Knowing who your customers are and how they interact with your business is crucial if you’re to understand what they really want. And by knowing what they want, you can come up with new products, services, and techniques to appeal to these desires and ultimately end up not only selling more, but hopefully developing customer loyalty to your brand that you can use to generate long-term revenues rather than having to repeat the process over and over each time you want to promote something new. However, as with everything related to this topic, this is typically far easier said than done. But if you want to succeed in business regardless of the industry you operate in, you have to master the journeys that people take in order to provide them with precisely what they want…after all, the art of selling is to convince a customer to want to buy your product rather than selling it to them.

Shift From Linear Funnels To Dynamic Journey Loops

If that heading sounds a little bit like marketing jargon, you’d be right. All it really means is that in 2025 and beyond (or until another paradigm shift in marketing occurs), you need to move away from the traditional way of directing customers down a linear type of funnel to a designated end point of your choosing, to something a little more dynamic. According to Quantum Metric, using the right data will help you to find out where users are struggling and where they convert so that you can solve any frustrations in real time and ensure they keep moving along to the stage where they feel comfortable to convert. No longer can you brute force a customer to buy something. In today’s world, you need a touch more finesse and a product that they are genuinely interested in buying, otherwise you risk losing them at the very start of the user journey. To achieve this, you can implement more dynamic loops that keep them engaged and in the buying cycle. An example might look like this:

Awareness → consideration → purchase → retention → advocacy → back to awareness

  1. Awareness: Here, the customer will discover your brand via your various marketing channels, be they PPC, SEO, socials, word of mouth, PR, etc.
  2. Consideration: You have no control at this stage, where the customer will consider all of their options via their own research. However, as long as you are offering a quality proposition that is provable via online reviews, and are at the right price point, they should return to you.
  3. Purchase: This is the moment of the transaction.
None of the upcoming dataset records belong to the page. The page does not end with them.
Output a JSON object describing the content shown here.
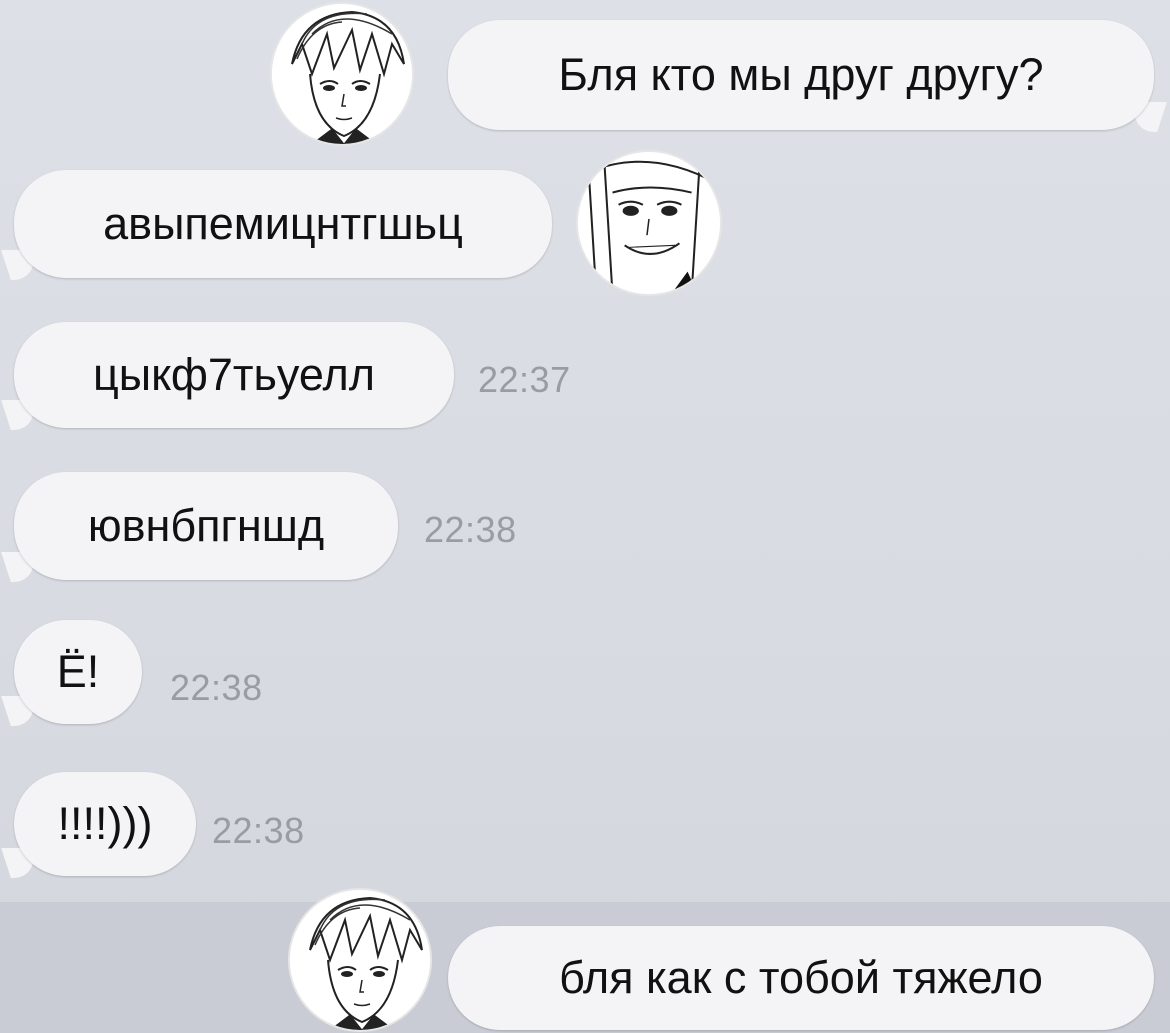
{
  "messages": [
    {
      "text": "Бля кто мы друг другу?",
      "direction": "outgoing"
    },
    {
      "text": "авыпемицнтгшьц",
      "direction": "incoming"
    },
    {
      "text": "цыкф7тьуелл",
      "time": "22:37",
      "direction": "incoming"
    },
    {
      "text": "ювнбпгншд",
      "time": "22:38",
      "direction": "incoming"
    },
    {
      "text": "Ё!",
      "time": "22:38",
      "direction": "incoming"
    },
    {
      "text": "!!!!)))",
      "time": "22:38",
      "direction": "incoming"
    },
    {
      "text": "бля как с тобой тяжело",
      "direction": "outgoing"
    }
  ],
  "avatars": [
    "manga-boy-avatar",
    "manga-smiling-avatar",
    "manga-boy-avatar"
  ],
  "colors": {
    "bubble": "#f4f4f6",
    "background": "#dde0e7",
    "time": "#9a9ca4"
  }
}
You must make it as seamless as possible, and if you add in upsells and promotions, they must be highly relevant to the customer in question and the product they’re buying.
  4. Retention: If you can provide an excellent service at this point, you should find that the buyer will come back to you again in the future. And, seeing as retaining a customer is far more cost-effective than enticing new ones into your fold, you should really focus on providing incredible value and service.
  5. Advocacy: The customer becomes a promoter: leaves reviews, refers friends, creates UGC, posts on social, and becomes a case study.
  6. Back to awareness: Once you have created an advocate for your brand, you will find that new customers who follow this process will be led to become advocates themselves. This is from them reading reviews of a product and choosing to invest.

A great example of this can be seen with brands like Milwaukee Power Tools, which have really followed this process to a tee. They listen to the needs of their customers, create amazing (albeit slightly pricy) products, and end up turning their customers into rabid advocates for the brand, compounding their success.

Build Hyper-Accurate Customer Journey Maps

In the past, it was adequate to build relatively generalized journey maps for your customers, as you had less access to targeted data, and people were more easily led to a conversion. However, nowadays, you have to be hyper accurate when it comes to building a map so that you can create incredibly personalized experiences for each and every potential customer who lands on your website. This involves setting up KPIs that match the modern way of attracting customers:

Old metric New, journey-centric metric Why is it better
Email open rate CES (Customer Effort Score) per journey stage. This measures real friction points, not just vanity metrics that make you feel better.
Cost per acquisition Customer lifetime value divided by the cost of acquisition. Reflects long-term profitability rather than one-off wins.
Session duration Journey completion rate. Shows true conversion health.
Bounce rate Micro-conversion progression rate. Identifies hidden leaks in the funnel that you can remedy in real-time.

You can still use old metrics, but the best results usually come from the latest ones.

Common Mistakes To Avoid

Moving from the old, tried and tested techniques to newer tactics is always a challenge and not without its complications. If you want to achieve the best results from updating your customer journeys, you need to know some of the more common errors so as to avoid them.

Treating All Customers The Same

It’s utterly imperative to treat your customers as individuals rather than a mass of people that you want to sell things to. If you fail in this regard, you will alienate many potential customers and drive them away towards your competition, who is already likely implementing far more tailored experiences for them.

Ignoring Post-Purchase Experience

If you want to ensure that customers become more than mere buyers of your product and turn into proud ambassadors who will sing praises to your brand, you need to keep them reneged post-purchase. Yes, this is more work, but the effort put in more than makes up for the effort and fdoidng so can even turn them into a loyal customer who will come back over again when you release something new and improved.

Overcomplicating Touchpoints

If you have too many steps in your funnel or are inconsistent with your messaging, you could turn off buyers midway through the journey, which will be catastrophic for your outcomes. Keep things as simple as possible and reduce friction if you want to boost sales.

Mastering the art of nudging a potential customer along a road that leads to a sale is much more complex than it used to be. However, the advantage is that you will get to know the people behind the money and ensure they stick with your brand long-term.